Re: Re: hashing + roundrobin algorithm

2011-11-23 Thread wsq003

I've made a private patch to haproxy (just a few lines of code, but not 
elegant), which can support this feature. 

My condition is just like your imagination: consistent-hashing to a group then 
round-robin in this group.

Our design is that several 'server' will share a physical machine, and 'severs' 
of one group will be distributed to several physical machine.
So, if one physical machine is down, nothing will pass through the cache layer, 
because every group still works. Then we will get a chance to recover the 
cluster as we want.


From: Willy Tarreau
Date: 2011-11-23 15:15
To: Rerngvit Yanggratoke
CC: haproxy; Baptiste
Subject: Re: hashing + roundrobin algorithm
Hi,

On Fri, Nov 18, 2011 at 05:48:54PM +0100, Rerngvit Yanggratoke wrote:
> Hello All,
> First of all, pardon me if I'm not communicating very well. English
> is not my native language. We are running a static file distribution
> cluster. The cluster consists of many web servers serving static files over
> HTTP.  We have very large number of files such that a single server simply
> can not keep all files (don't have enough disk space). In particular, a
> file can be served only from a subset of servers. Each file is uniquely
> identified by a file's URI. I would refer to this URI later as a key.
> I am investigating deploying HAProxy as a front end to this
> cluster. We want HAProxy to provide load balancing and automatic fail over.
> In other words, a request comes first to HAProxy and HAProxy should forward
> the request to appropriate backend server. More precisely, for a particular
> key, there should be at least two servers being forwarded to from HAProxy
> for the sake of load balancing. My question is what load
> balancing strategy should I use?
> I could use hashing(based on key) or consistent hashing. However,
> each file would end up being served by a single server on a particular
> moment. That means I wouldn't have load balancing and fail over for a
> particular key.

This question is much more a question of architecture than of configuration.
What is important is not what you can do with haproxy, but how you want your
service to run. I suspect that if you acquired hardware and bandwidth to build
your service, you have pretty clear ideas of how your files will be distributed
and/or replicated between your servers. You also know whether you'll serve
millions of files or just a few tens, which means in the first case that you
can safely have one server per URL, and in the later that you would risk
overloading a server if everybody downloads the same file at a time. Maybe
you have installed caches to avoid overloading some servers. You have probably
planned what will happen when you add new servers, and what is supposed to
happen when a server temporarily fails.

All of these are very important questions, they determine whether your site
will work or fail.

Once you're able to respond to these questions, it becomes much more obvious
what the LB strategy can be, if you want to dedicate server farms to some
URLs, or load-balance each hash among a few servers because you have a
particular replication strategy. And once you know what you need, then we
can study how haproxy can respond to this need. Maybe it can't at all, maybe
it's easy to modify it to respond to your needs, maybe it does respond pretty
well.

My guess from what you describe is that it could make a lot of sense to
have one layer of haproxy in front of Varnish caches. The first layer of
haproxy chooses a cache based on a consistent hash of the URL, and each
varnish is then configured to address a small bunch of servers in round
robin. But this means that you need to assign servers to farms, and that
if you lose a varnish, all the servers behind it are lost too.

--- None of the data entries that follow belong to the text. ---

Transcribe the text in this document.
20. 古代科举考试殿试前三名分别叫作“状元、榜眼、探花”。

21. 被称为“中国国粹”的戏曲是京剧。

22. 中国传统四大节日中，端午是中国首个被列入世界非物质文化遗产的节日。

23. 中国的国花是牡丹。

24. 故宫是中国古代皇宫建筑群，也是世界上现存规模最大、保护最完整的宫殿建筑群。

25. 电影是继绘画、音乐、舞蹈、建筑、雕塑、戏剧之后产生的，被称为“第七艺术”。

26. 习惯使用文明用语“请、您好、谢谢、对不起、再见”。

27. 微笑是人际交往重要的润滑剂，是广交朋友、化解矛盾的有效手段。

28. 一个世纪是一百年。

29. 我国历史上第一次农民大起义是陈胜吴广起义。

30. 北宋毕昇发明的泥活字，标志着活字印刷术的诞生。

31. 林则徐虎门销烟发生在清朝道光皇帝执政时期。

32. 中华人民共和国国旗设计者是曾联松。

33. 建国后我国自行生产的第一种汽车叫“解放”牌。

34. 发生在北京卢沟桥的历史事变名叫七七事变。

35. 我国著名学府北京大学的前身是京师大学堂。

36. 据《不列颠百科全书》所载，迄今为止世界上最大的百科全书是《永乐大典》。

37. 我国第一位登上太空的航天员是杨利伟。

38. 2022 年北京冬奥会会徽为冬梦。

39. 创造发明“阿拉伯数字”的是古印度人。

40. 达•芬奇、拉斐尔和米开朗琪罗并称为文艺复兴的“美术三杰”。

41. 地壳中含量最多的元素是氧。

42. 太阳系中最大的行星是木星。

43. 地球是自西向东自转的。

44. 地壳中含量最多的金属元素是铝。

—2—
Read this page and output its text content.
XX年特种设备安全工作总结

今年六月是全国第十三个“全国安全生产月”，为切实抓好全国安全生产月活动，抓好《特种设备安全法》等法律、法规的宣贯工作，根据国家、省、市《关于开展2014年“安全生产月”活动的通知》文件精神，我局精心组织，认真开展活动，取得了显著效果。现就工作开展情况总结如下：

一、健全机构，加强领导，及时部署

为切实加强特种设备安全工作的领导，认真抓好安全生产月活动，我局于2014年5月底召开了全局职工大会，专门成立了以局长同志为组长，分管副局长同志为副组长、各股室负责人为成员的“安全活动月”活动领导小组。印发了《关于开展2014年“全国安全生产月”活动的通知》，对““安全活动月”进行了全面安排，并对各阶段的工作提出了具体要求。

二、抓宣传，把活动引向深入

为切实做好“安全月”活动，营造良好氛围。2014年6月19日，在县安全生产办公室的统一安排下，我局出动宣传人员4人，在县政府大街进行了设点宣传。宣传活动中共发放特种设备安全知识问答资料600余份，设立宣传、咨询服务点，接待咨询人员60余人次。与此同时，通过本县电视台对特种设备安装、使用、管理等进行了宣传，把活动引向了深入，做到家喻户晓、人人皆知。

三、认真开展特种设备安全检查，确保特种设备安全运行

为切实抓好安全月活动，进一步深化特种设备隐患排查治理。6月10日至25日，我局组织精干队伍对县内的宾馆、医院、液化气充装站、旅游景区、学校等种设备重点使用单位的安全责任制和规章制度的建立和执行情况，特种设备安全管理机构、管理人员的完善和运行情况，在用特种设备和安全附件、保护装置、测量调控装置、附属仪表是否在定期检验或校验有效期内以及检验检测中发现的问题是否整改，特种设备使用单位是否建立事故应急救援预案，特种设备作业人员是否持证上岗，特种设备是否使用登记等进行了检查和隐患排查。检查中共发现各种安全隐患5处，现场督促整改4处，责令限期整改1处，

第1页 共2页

If your files are present on all servers, it might make sense to use
varnish as explained above but which would round-robin across all servers.
That way you make the cache layer and the server layer independant of each
other. But this can imply complex replication strategies.

As you see, there is no single response, you really need to define how you
want your architecture to work and to scale first.

Regards,
Willy

Re: hashing + roundrobin algorithm

2011-11-22 Thread Willy Tarreau
Hi,

On Fri, Nov 18, 2011 at 05:48:54PM +0100, Rerngvit Yanggratoke wrote:
> Hello All,
> First of all, pardon me if I'm not communicating very well. English
> is not my native language. We are running a static file distribution
> cluster. The cluster consists of many web servers serving static files over
> HTTP.  We have very large number of files such that a single server simply
> can not keep all files (don't have enough disk space). In particular, a
> file can be served only from a subset of servers. Each file is uniquely
> identified by a file's URI. I would refer to this URI later as a key.
> I am investigating deploying HAProxy as a front end to this
> cluster. We want HAProxy to provide load balancing and automatic fail over.
> In other words, a request comes first to HAProxy and HAProxy should forward
> the request to appropriate backend server. More precisely, for a particular
> key, there should be at least two servers being forwarded to from HAProxy
> for the sake of load balancing. My question is what load
> balancing strategy should I use?
> I could use hashing(based on key) or consistent hashing. However,
> each file would end up being served by a single server on a particular
> moment. That means I wouldn't have load balancing and fail over for a
> particular key.

This question is much more a question of architecture than of configuration.
What is important is not what you can do with haproxy, but how you want your
service to run. I suspect that if you acquired hardware and bandwidth to build
your service, you have pretty clear ideas of how your files will be distributed
and/or replicated between your servers. You also know whether you'll serve
millions of files or just a few tens, which means in the first case that you
can safely have one server per URL, and in the later that you would risk
overloading a server if everybody downloads the same file at a time. Maybe
you have installed caches to avoid overloading some servers. You have probably
planned what will happen when you add new servers, and what is supposed to
happen when a server temporarily fails.

All of these are very important questions, they determine whether your site
will work or fail.

Once you're able to respond to these questions, it becomes much more obvious
what the LB strategy can be, if you want to dedicate server farms to some
URLs, or load-balance each hash among a few servers because you have a
particular replication strategy. And once you know what you need, then we
can study how haproxy can respond to this need. Maybe it can't at all, maybe
it's easy to modify it to respond to your needs, maybe it does respond pretty
well.

My guess from what you describe is that it could make a lot of sense to
have one layer of haproxy in front of Varnish caches. The first layer of
haproxy chooses a cache based on a consistent hash of the URL, and each
varnish is then configured to address a small bunch of servers in round
robin. But this means that you need to assign servers to farms, and that
if you lose a varnish, all the servers behind it are lost too.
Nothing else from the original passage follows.